Is there a more principled way to look at the data? Yes! Let's go back to the notes.

More principled ways to look at the data, Principle Component Analysis (PCA)!

Some sample data to demonstrate PCA on.


In [70]:
mu1 = np.array([0,0,0])
mu2 = np.array([6,0,0])
np.random.seed(123)
Sigma = np.matrix(np.random.normal(size=[3,3]))
# U,E,VT = np.linalg.svd(Sigma)
# E[0] = 1
# E[1] = 1
# E[2] = 1
# Sigma = U*np.diag(E)*VT
Xrandom1 = np.random.multivariate_normal(mu1,np.array(Sigma*Sigma.T),size=500)
Xrandom2 = np.random.multivariate_normal(mu2,np.array(Sigma*Sigma.T),size=500)

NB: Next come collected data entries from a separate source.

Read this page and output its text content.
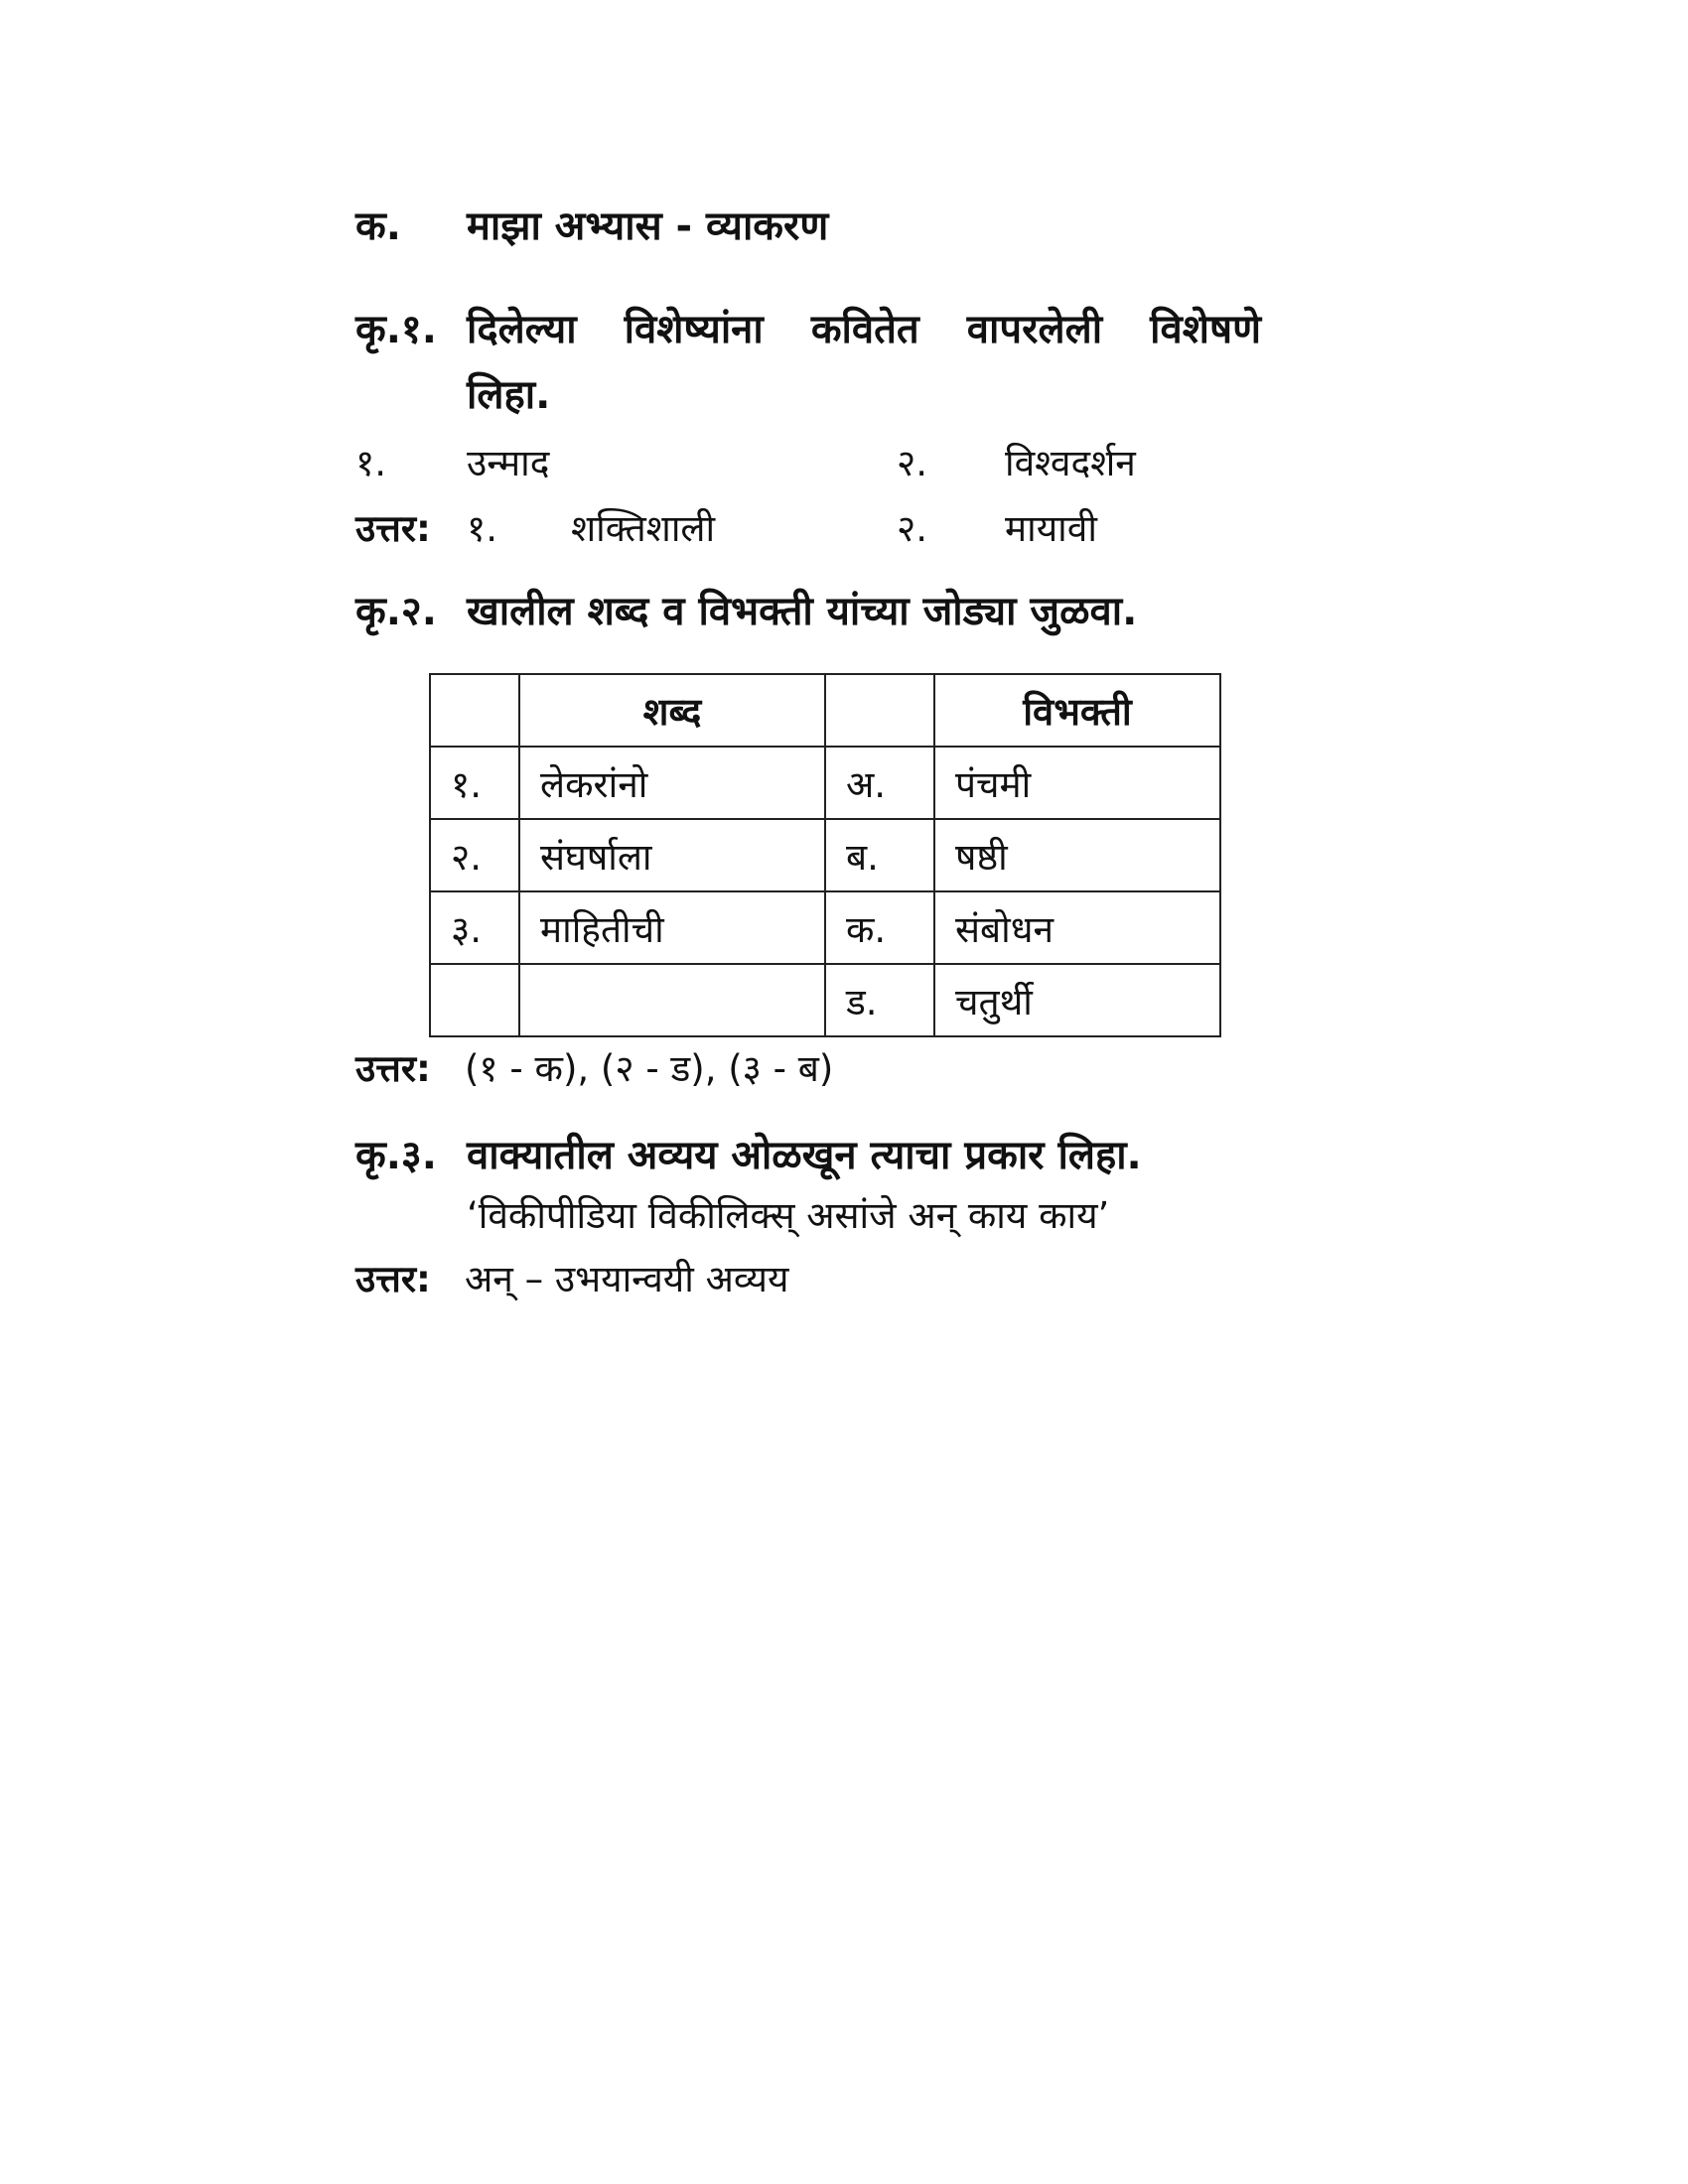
क. माझा अभ्यास - व्याकरण
कृ.१. दिलेल्या विशेष्यांना कवितेत वापरलेली विशेषणे
लिहा.
१. उन्माद	२. विश्वदर्शन
उत्तर: १. शक्तिशाली	२. मायावी
कृ.२. खालील शब्द व विभक्ती यांच्या जोड्या जुळवा.
	शब्द		विभक्ती
१.	लेकरांनो	अ.	पंचमी
२.	संघर्षाला	ब.	षष्ठी
३.	माहितीची	क.	संबोधन
		ड.	चतुर्थी
उत्तर: (१ - क), (२ - ड), (३ - ब)
कृ.३. वाक्यातील अव्यय ओळखून त्याचा प्रकार लिहा.
‘विकीपीडिया विकीलिक्स् असांजे अन् काय काय’
उत्तर: अन् – उभयान्वयी अव्यय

Plot the data so that it is "spread out" as much as possible.


In [71]:
mlab.clf()
mlab.points3d(Xrandom1[:,0], Xrandom1[:,1], Xrandom1[:,2],color=(1,0,0))
mlab.points3d(Xrandom2[:,0], Xrandom2[:,1], Xrandom2[:,2],color=(0,1,0))
mlab.axes()
mlab.show()

Can do the same thing with our classification data.


In [72]:
from sklearn.decomposition import PCA

X2D = PCA(n_components=3).fit_transform(X)
py.plot(X2D[y==0,0],X2D[y==0,1],'r.')
py.plot(X2D[y==1,0],X2D[y==1,1],'g.')
py.plot(X2D[y==2,0],X2D[y==2,1],'b.')


Out[72]:
[<matplotlib.lines.Line2D at 0x5f0c6898>]

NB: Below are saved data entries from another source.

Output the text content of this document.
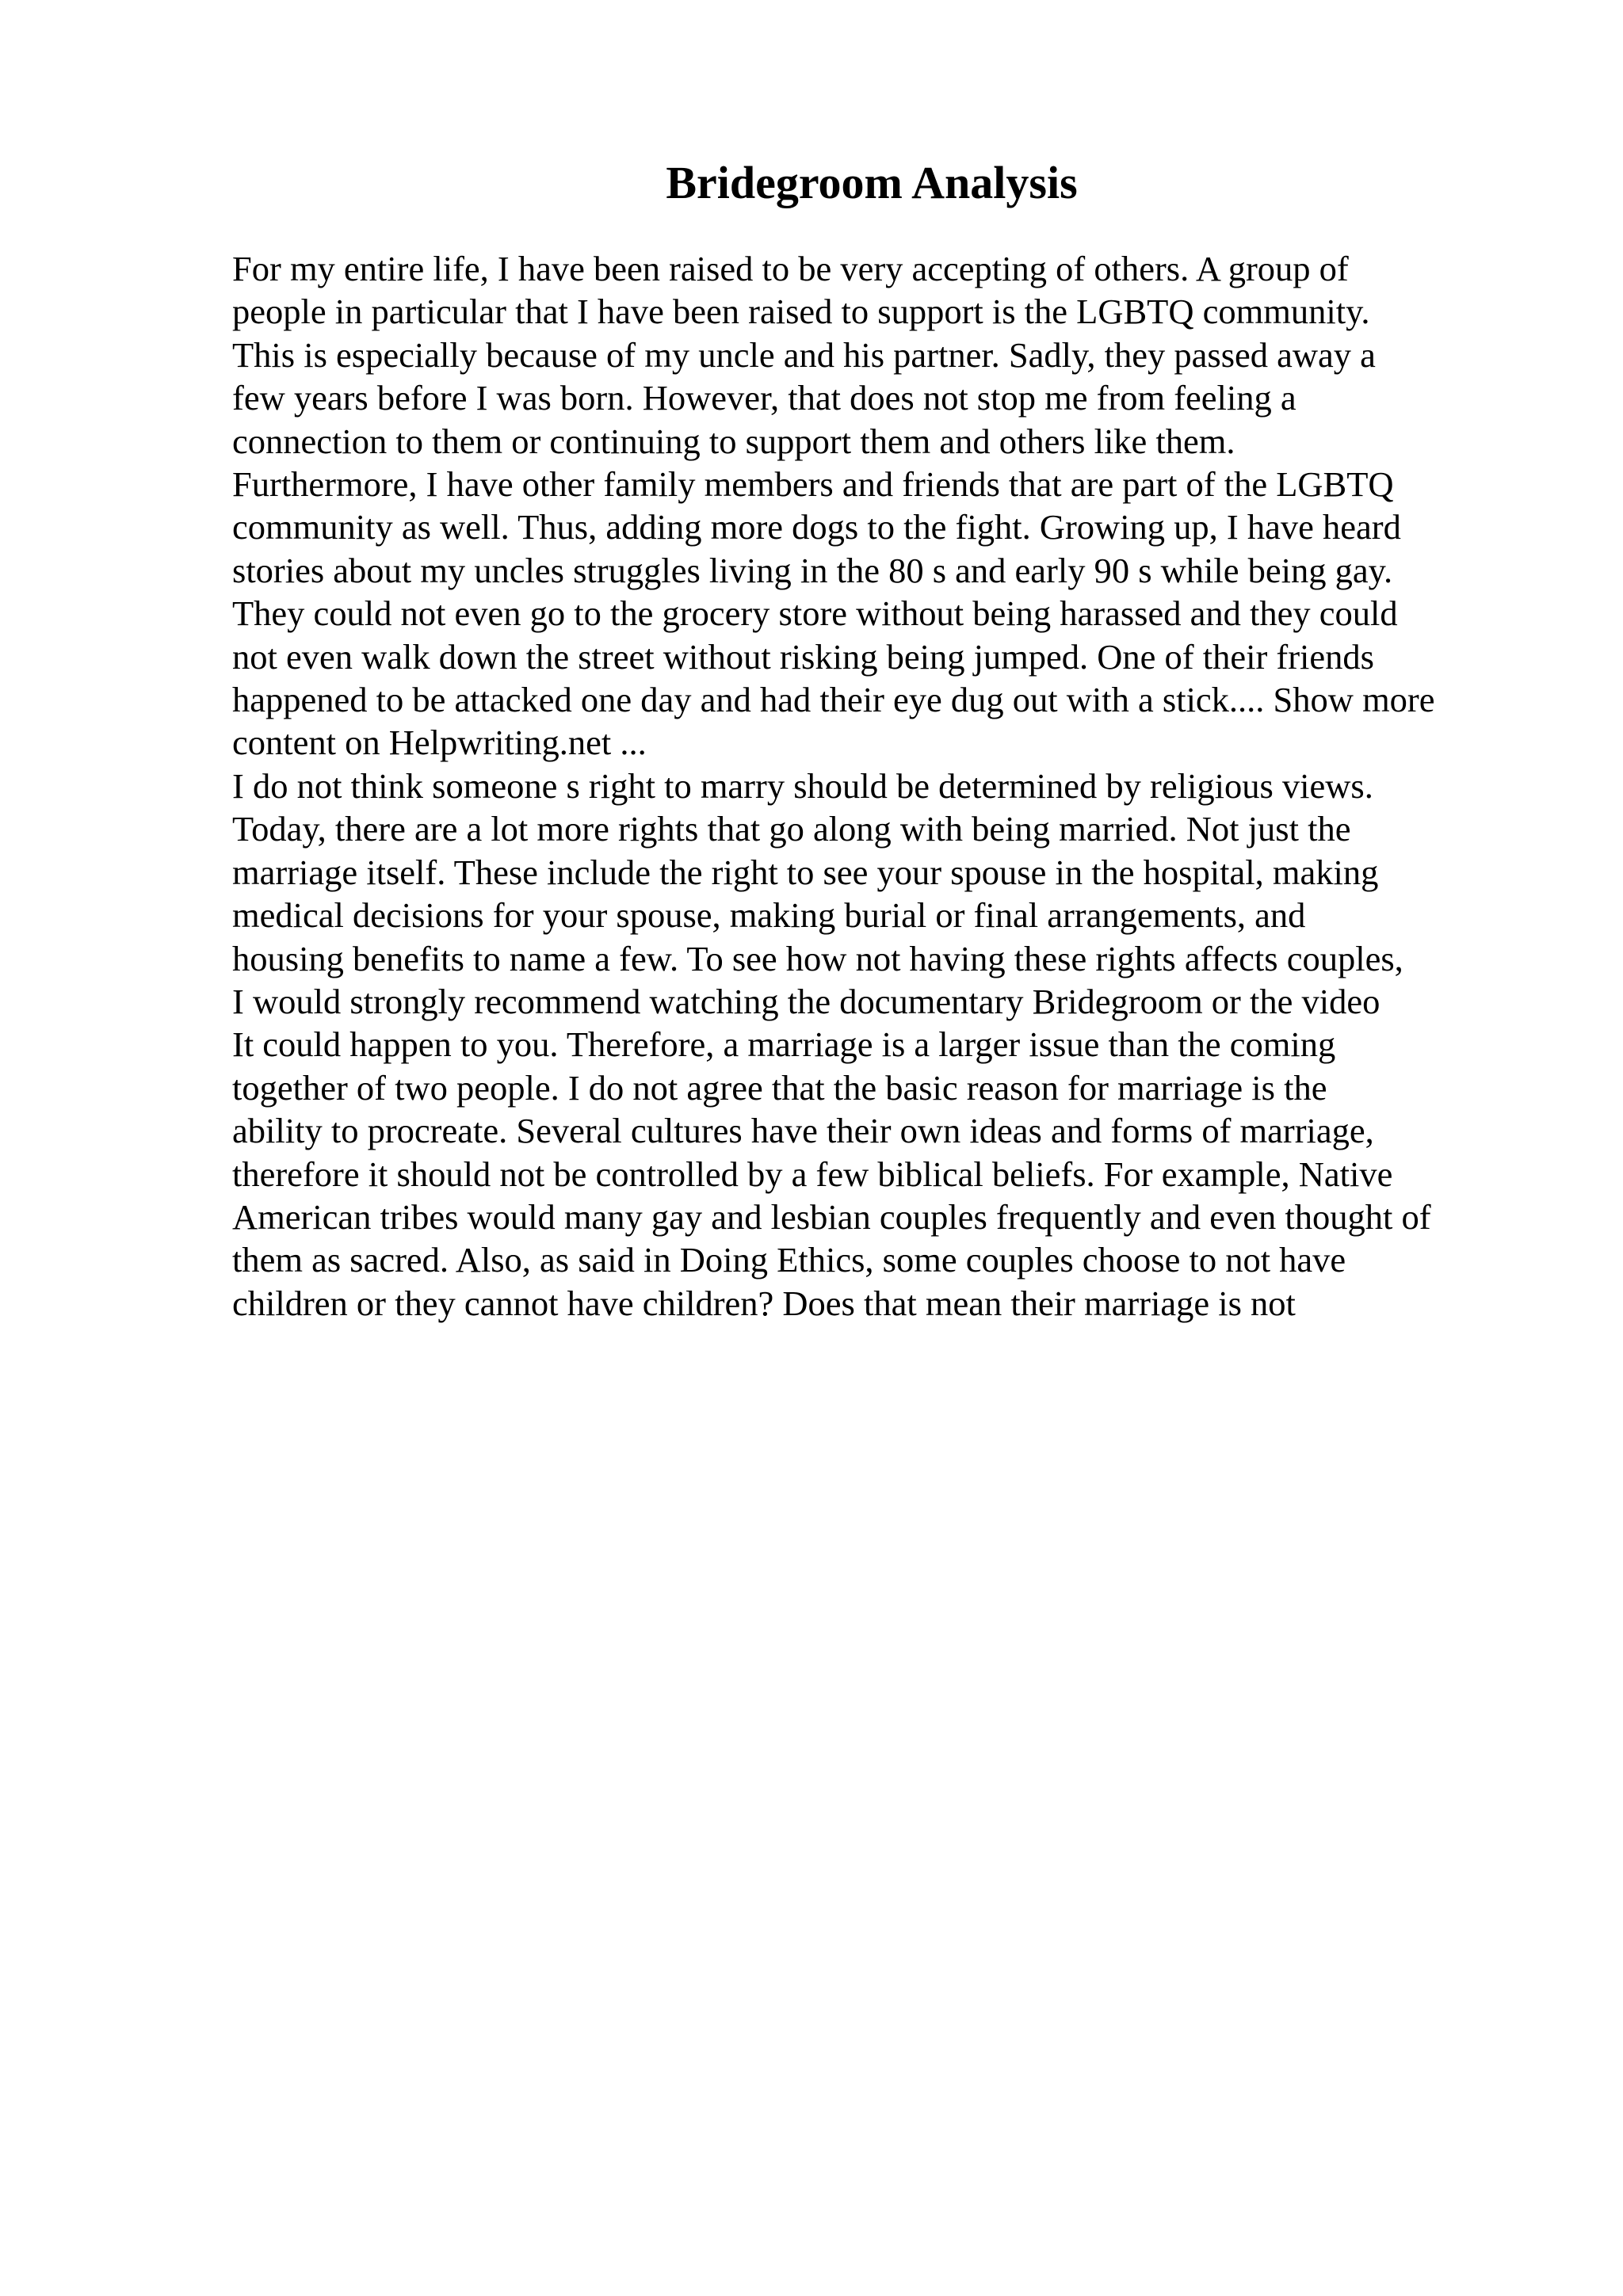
Bridegroom Analysis
For my entire life, I have been raised to be very accepting of others. A group of
people in particular that I have been raised to support is the LGBTQ community.
This is especially because of my uncle and his partner. Sadly, they passed away a
few years before I was born. However, that does not stop me from feeling a
connection to them or continuing to support them and others like them.
Furthermore, I have other family members and friends that are part of the LGBTQ
community as well. Thus, adding more dogs to the fight. Growing up, I have heard
stories about my uncles struggles living in the 80 s and early 90 s while being gay.
They could not even go to the grocery store without being harassed and they could
not even walk down the street without risking being jumped. One of their friends
happened to be attacked one day and had their eye dug out with a stick.... Show more
content on Helpwriting.net ...
I do not think someone s right to marry should be determined by religious views.
Today, there are a lot more rights that go along with being married. Not just the
marriage itself. These include the right to see your spouse in the hospital, making
medical decisions for your spouse, making burial or final arrangements, and
housing benefits to name a few. To see how not having these rights affects couples,
I would strongly recommend watching the documentary Bridegroom or the video
It could happen to you. Therefore, a marriage is a larger issue than the coming
together of two people. I do not agree that the basic reason for marriage is the
ability to procreate. Several cultures have their own ideas and forms of marriage,
therefore it should not be controlled by a few biblical beliefs. For example, Native
American tribes would many gay and lesbian couples frequently and even thought of
them as sacred. Also, as said in Doing Ethics, some couples choose to not have
children or they cannot have children? Does that mean their marriage is not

Just as one can project from a high dimensional space to a two-dimensional space, one can also do the same thing to project to a three-dimensional space.


In [73]:
fig = py.figure(1, figsize=(8, 6))
ax = Axes3D(fig, elev=-150, azim=110)
X3D = PCA(n_components=3).fit_transform(X)
ax.scatter(X3D[y==0, 0], X3D[y==0, 1], X3D[y==0, 2], c='r')
ax.scatter(X3D[y==1, 0], X3D[y==1, 1], X3D[y==1, 2], c='g')
ax.scatter(X3D[y==2, 0], X3D[y==2, 1], X3D[y==2, 2], c='b')
py.show()


And do the same with Mayavi.


In [74]:
mlab.clf()
mlab.points3d(X3D[y==0, 0], X3D[y==0, 1], X3D[y==0, 2],color=(1,0,0))
mlab.points3d(X3D[y==1, 0], X3D[y==1, 1], X3D[y==1, 2],color=(0,1,0))
mlab.points3d(X3D[y==2, 0], X3D[y==2, 1], X3D[y==2, 2],color=(0,0,1))
mlab.axes()
mlab.show()

Let's go back to the notes for our first algorithm.

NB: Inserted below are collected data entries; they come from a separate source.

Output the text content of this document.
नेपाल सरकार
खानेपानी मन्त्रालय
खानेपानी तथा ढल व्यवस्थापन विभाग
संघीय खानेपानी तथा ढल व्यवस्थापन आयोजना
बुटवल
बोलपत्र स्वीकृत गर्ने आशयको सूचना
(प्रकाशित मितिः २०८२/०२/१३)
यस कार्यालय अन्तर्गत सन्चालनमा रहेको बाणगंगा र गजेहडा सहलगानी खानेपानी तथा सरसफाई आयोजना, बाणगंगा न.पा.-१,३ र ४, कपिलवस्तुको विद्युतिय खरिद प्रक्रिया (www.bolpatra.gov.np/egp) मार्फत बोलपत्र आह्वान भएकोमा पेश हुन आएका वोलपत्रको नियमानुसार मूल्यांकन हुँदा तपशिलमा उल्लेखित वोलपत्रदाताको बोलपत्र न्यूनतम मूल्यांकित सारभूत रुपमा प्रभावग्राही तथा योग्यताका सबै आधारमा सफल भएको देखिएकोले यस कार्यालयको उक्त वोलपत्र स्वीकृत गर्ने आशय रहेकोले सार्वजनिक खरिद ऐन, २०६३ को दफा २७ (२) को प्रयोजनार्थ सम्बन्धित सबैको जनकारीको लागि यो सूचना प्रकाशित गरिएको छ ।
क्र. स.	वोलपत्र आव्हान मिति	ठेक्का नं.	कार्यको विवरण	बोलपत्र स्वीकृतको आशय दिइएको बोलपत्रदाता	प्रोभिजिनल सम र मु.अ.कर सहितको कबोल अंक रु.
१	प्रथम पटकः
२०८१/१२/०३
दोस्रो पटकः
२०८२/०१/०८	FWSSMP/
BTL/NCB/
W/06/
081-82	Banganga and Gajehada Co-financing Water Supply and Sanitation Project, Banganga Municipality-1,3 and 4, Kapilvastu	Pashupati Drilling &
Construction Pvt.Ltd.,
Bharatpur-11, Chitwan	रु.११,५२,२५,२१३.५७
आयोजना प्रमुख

Our first classification tool, Linear Support Vector Machines.


In [75]:
# Load in the support vector machine (SVM) library
from sklearn import svm

In [77]:
# If there is one thing that I want to harp on, it is the difference
# between testing and training errors!  So, here we create a training
# set on which we computer the parameters of our algorithm, and a 
# testing set for seeing how well we generalize (and work on real 
# world problems).
np.random.seed(1236)
perm = np.random.permutation(len(y))
trainSize = 100
Xtrain = X[perm[:trainSize],0:2]
Xtest = X[perm[trainSize:],0:2]

yHat = np.zeros([len(y)])

# Exists a separator
#yHat[np.logical_or(y==1,y==2)] = 1
# No perfect separator
#yHat[np.logical_or(y==1,y==0)] = 1
# All the data
yHat = y 

yHattrain = yHat[perm[:trainSize]]
yHattest = yHat[perm[trainSize:]]

^^^^^^^^^^^^^^^^^^^^^^^^^^^^^^^^^

But why do you do this? See the notes.


In [78]:
# Some parameters we can get to play with
# If there is no perfect separator then how much do you penalize points
# that lay on the wrong side?
C = 100.
# The shape of the loss function for points that lay on the wrong side.
loss = 'l2'

In [79]:
# Run the calculation!
clf = svm.LinearSVC(loss=loss,C=C)
clf.fit(Xtrain, yHattrain)


C:\Users\randy_000\AppData\Local\Enthought\Canopy\User\lib\site-packages\sklearn\svm\classes.py:197: DeprecationWarning: loss='l2' has been deprecated in favor of loss='squared_hinge' as of 0.16. Backward compatibility for the loss='l2' will be removed in 1.0
  DeprecationWarning)
Out[79]:
LinearSVC(C=100.0, class_weight=None, dual=True, fit_intercept=True,
     intercept_scaling=1, loss='squared_hinge', max_iter=1000,
     multi_class='ovr', penalty='l2', random_state=None, tol=0.0001,
     verbose=0)

In [80]:
# Make some plots, inspired by scikit-learn tutorial
from matplotlib.colors import ListedColormap

# step size in the mesh for plotting the decision boundary.
h = .02  
# Plot the decision boundary. For that, we will assign a color to each
# point in the mesh [x_min, m_max]x[y_min, y_max].
x_min, x_max = X[:, 0].min() - 1, X[:, 0].max() + 1
y_min, y_max = X[:, 1].min() - 1, X[:, 1].max() + 1
xx, yy = np.meshgrid(np.arange(x_min, x_max, h),
                         np.arange(y_min, y_max, h))
Z = clf.predict(np.c_[xx.ravel(), yy.ravel()])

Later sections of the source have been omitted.